19.3.09

urine my face



Ah, cow urine, here we are again.

This gentlemen belongs to the Dinka, a group of tribes located in southern Sudan, and this is how they dye their hair.

You would think that they would be smart, like the people in India, and collect the urine to drink as well use as a styling substance. Then maybe they could add different scents to the urine or pretend that they were putting something on their heads other than cow pee.

Look at me, so Americanized. At least they have the dignity to not lie to themselves like we do with our distasteful products. I'm sure I know where my placenta shampoo comes from but there is no part of me that wants to hold my head under a birthing...okay...I can't even say it. See my point?
So bravo to the Dinka for being true to yourselves.
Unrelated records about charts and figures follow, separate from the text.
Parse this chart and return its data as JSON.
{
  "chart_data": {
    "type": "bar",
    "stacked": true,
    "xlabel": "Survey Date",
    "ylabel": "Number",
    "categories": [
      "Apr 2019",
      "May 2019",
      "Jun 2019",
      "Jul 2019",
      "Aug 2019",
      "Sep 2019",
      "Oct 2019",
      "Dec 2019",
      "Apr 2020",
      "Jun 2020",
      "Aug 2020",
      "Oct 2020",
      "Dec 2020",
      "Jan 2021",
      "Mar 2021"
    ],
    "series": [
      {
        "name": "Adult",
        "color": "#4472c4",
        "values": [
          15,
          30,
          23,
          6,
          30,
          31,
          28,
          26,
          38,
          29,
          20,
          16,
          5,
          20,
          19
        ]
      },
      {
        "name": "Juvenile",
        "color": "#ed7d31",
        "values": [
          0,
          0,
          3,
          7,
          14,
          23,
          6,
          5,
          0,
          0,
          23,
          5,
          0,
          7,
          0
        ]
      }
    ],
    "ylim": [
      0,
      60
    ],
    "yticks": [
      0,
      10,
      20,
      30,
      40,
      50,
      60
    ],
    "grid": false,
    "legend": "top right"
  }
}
You will always hold your head up high, um , except when you stick it under the cow so it can piss on you.

What I want to know is how did cows become so holy? How did the dumbest animal on the planet convince people all around the world that it is divine?
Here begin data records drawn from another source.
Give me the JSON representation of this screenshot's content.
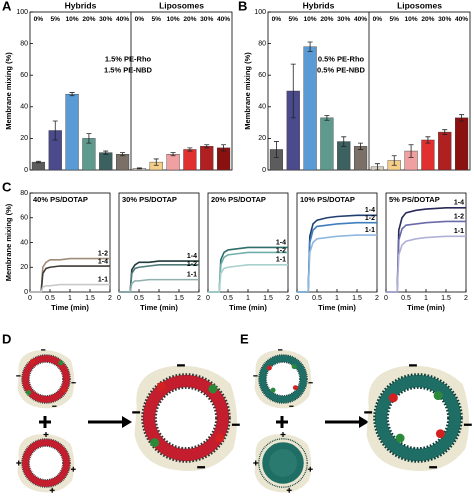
{
  "chart_data": [
    {
      "type": "bar",
      "panel_label": "A",
      "y_label": "Membrane mixing (%)",
      "group_labels": [
        "Hybrids",
        "Liposomes"
      ],
      "categories": [
        "0%",
        "5%",
        "10%",
        "20%",
        "30%",
        "40%",
        "0%",
        "5%",
        "10%",
        "20%",
        "30%",
        "40%"
      ],
      "values": [
        5,
        25,
        48,
        20,
        11,
        10,
        1,
        5,
        10,
        13,
        15,
        14
      ],
      "errors": [
        0.5,
        6,
        1,
        3,
        1,
        1,
        0.3,
        2,
        1,
        1,
        1,
        2
      ],
      "colors": [
        "#5c5c5c",
        "#4a4a8c",
        "#5b9bd5",
        "#5f9a8e",
        "#3d6060",
        "#7a7068",
        "#d9d0c0",
        "#f5cf8a",
        "#f0a0a0",
        "#e03030",
        "#b02020",
        "#8b1010"
      ],
      "annotation": [
        "1.5% PE-Rho",
        "1.5% PE-NBD"
      ],
      "ylim": [
        0,
        100
      ],
      "yticks": [
        0,
        20,
        40,
        60,
        80,
        100
      ]
    },
    {
      "type": "bar",
      "panel_label": "B",
      "y_label": "Membrane mixing (%)",
      "group_labels": [
        "Hybrids",
        "Liposomes"
      ],
      "categories": [
        "0%",
        "5%",
        "10%",
        "20%",
        "30%",
        "40%",
        "0%",
        "5%",
        "10%",
        "20%",
        "30%",
        "40%"
      ],
      "values": [
        13,
        50,
        78,
        33,
        18,
        15,
        2,
        6,
        12,
        19,
        24,
        33
      ],
      "errors": [
        5,
        17,
        3,
        1.5,
        3,
        2,
        2,
        3,
        4,
        2,
        1.5,
        2
      ],
      "colors": [
        "#5c5c5c",
        "#4a4a8c",
        "#5b9bd5",
        "#5f9a8e",
        "#3d6060",
        "#7a7068",
        "#d9d0c0",
        "#f5cf8a",
        "#f0a0a0",
        "#e03030",
        "#b02020",
        "#8b1010"
      ],
      "annotation": [
        "0.5% PE-Rho",
        "0.5% PE-NBD"
      ],
      "ylim": [
        0,
        100
      ],
      "yticks": [
        0,
        20,
        40,
        60,
        80,
        100
      ]
    },
    {
      "type": "line",
      "panel_label": "C",
      "title": "40% PS/DOTAP",
      "title_color": "#8a7a6a",
      "y_label": "Membrane mixing (%)",
      "x_label": "Time (min)",
      "x": [
        0,
        0.28,
        0.32,
        0.4,
        0.5,
        0.75,
        1,
        1.5,
        2
      ],
      "series": [
        {
          "name": "1-2",
          "color": "#a08c78",
          "values": [
            0,
            0,
            20,
            24,
            26,
            26,
            27,
            27,
            27
          ]
        },
        {
          "name": "1-4",
          "color": "#3e3a36",
          "values": [
            0,
            0,
            15,
            19,
            20,
            21,
            21,
            21,
            21
          ]
        },
        {
          "name": "1-1",
          "color": "#c9c9c9",
          "values": [
            0,
            0,
            4,
            5,
            5,
            6,
            6,
            6,
            6
          ]
        }
      ],
      "xlim": [
        0,
        2
      ],
      "xticks": [
        0,
        0.5,
        1,
        1.5,
        2
      ],
      "ylim": [
        0,
        80
      ],
      "yticks": [
        0,
        20,
        40,
        60,
        80
      ]
    },
    {
      "type": "line",
      "title": "30% PS/DOTAP",
      "title_color": "#2f5050",
      "x_label": "Time (min)",
      "x": [
        0,
        0.28,
        0.32,
        0.4,
        0.5,
        0.75,
        1,
        1.5,
        2
      ],
      "series": [
        {
          "name": "1-4",
          "color": "#1f3a3a",
          "values": [
            0,
            0,
            18,
            22,
            24,
            24,
            25,
            25,
            25
          ]
        },
        {
          "name": "1-2",
          "color": "#4f7a78",
          "values": [
            0,
            0,
            15,
            19,
            20,
            21,
            22,
            22,
            22
          ]
        },
        {
          "name": "1-1",
          "color": "#8fb0ae",
          "values": [
            0,
            0,
            7,
            9,
            9,
            10,
            10,
            10,
            10
          ]
        }
      ],
      "xlim": [
        0,
        2
      ],
      "xticks": [
        0,
        0.5,
        1,
        1.5,
        2
      ],
      "ylim": [
        0,
        80
      ]
    },
    {
      "type": "line",
      "title": "20% PS/DOTAP",
      "title_color": "#4f9a96",
      "x_label": "Time (min)",
      "x": [
        0,
        0.28,
        0.32,
        0.4,
        0.5,
        0.75,
        1,
        1.5,
        2
      ],
      "series": [
        {
          "name": "1-4",
          "color": "#2f6e6a",
          "values": [
            0,
            0,
            26,
            32,
            34,
            35,
            36,
            36,
            36
          ]
        },
        {
          "name": "1-2",
          "color": "#6fb0aa",
          "values": [
            0,
            0,
            22,
            28,
            30,
            31,
            32,
            32,
            32
          ]
        },
        {
          "name": "1-1",
          "color": "#a8d0cc",
          "values": [
            0,
            0,
            15,
            19,
            20,
            21,
            22,
            22,
            22
          ]
        }
      ],
      "xlim": [
        0,
        2
      ],
      "xticks": [
        0,
        0.5,
        1,
        1.5,
        2
      ],
      "ylim": [
        0,
        80
      ]
    },
    {
      "type": "line",
      "title": "10% PS/DOTAP",
      "title_color": "#3f80c0",
      "x_label": "Time (min)",
      "x": [
        0,
        0.28,
        0.32,
        0.4,
        0.5,
        0.75,
        1,
        1.5,
        2
      ],
      "series": [
        {
          "name": "1-4",
          "color": "#1f3f6f",
          "values": [
            0,
            0,
            45,
            55,
            58,
            60,
            61,
            62,
            62
          ]
        },
        {
          "name": "1-2",
          "color": "#3f7fbf",
          "values": [
            0,
            0,
            40,
            50,
            53,
            54,
            55,
            56,
            56
          ]
        },
        {
          "name": "1-1",
          "color": "#8fb8e0",
          "values": [
            0,
            0,
            32,
            40,
            43,
            44,
            45,
            46,
            46
          ]
        }
      ],
      "xlim": [
        0,
        2
      ],
      "xticks": [
        0,
        0.5,
        1,
        1.5,
        2
      ],
      "ylim": [
        0,
        80
      ]
    },
    {
      "type": "line",
      "title": "5% PS/DOTAP",
      "title_color": "#5a4a9a",
      "x_label": "Time (min)",
      "x": [
        0,
        0.28,
        0.32,
        0.4,
        0.5,
        0.75,
        1,
        1.5,
        2
      ],
      "series": [
        {
          "name": "1-4",
          "color": "#2a2a5a",
          "values": [
            0,
            0,
            50,
            60,
            64,
            66,
            67,
            68,
            68
          ]
        },
        {
          "name": "1-2",
          "color": "#6a6aaa",
          "values": [
            0,
            0,
            42,
            51,
            54,
            55,
            56,
            57,
            57
          ]
        },
        {
          "name": "1-1",
          "color": "#b0b0d8",
          "values": [
            0,
            0,
            30,
            38,
            41,
            43,
            44,
            45,
            45
          ]
        }
      ],
      "xlim": [
        0,
        2
      ],
      "xticks": [
        0,
        0.5,
        1,
        1.5,
        2
      ],
      "ylim": [
        0,
        80
      ]
    }
  ],
  "schematics": [
    {
      "panel_label": "D"
    },
    {
      "panel_label": "E"
    }
  ]
}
I guess that if you count drinking the urine, it sort of converted water into something else, not wine, but hey, different. Also, we eat just about every part of the animal, so, body of Christ and all that. Huh, maybe cows are the second coming of the Lord.
It all makes so much sense to me now. The cow is a passive, peaceful creature. It serves us in any way we desire with no judgment or dismay. It asks for no more than food and water and the Dinka boys to blow on its private area.
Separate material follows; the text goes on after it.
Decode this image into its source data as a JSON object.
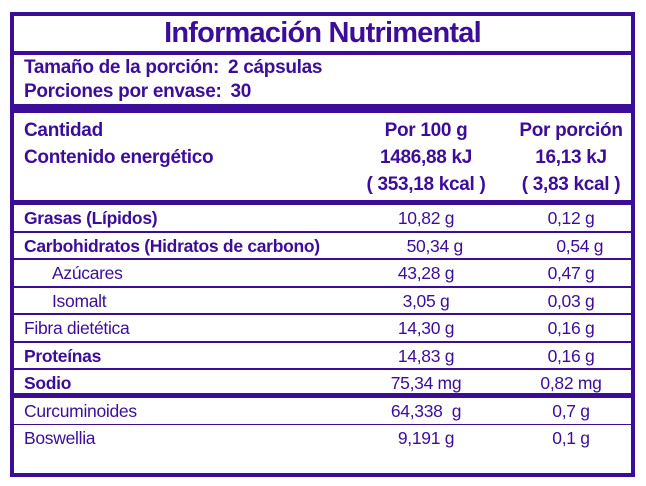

No joke. National Geographic showed me that the Dinka boys also "stimulate" the female cows during the dry months in order for them to keep producing milk. That's their job, well that and hand carrying around cow poo every morning. Somehow, I don't think Jesus would want little boys blowing on his genitals like these kids do. I'm not entirely sure but I think that there is something written against this in the bible. Remember how angry they all got with those priests a few years ago? Yeah, it's definitely talked about in that thing.
So maybe the cow isn't the second awakening, but you see how easy it is to get sucked into those big doe-like eyes, right?
You were all with me for a second. Admit it.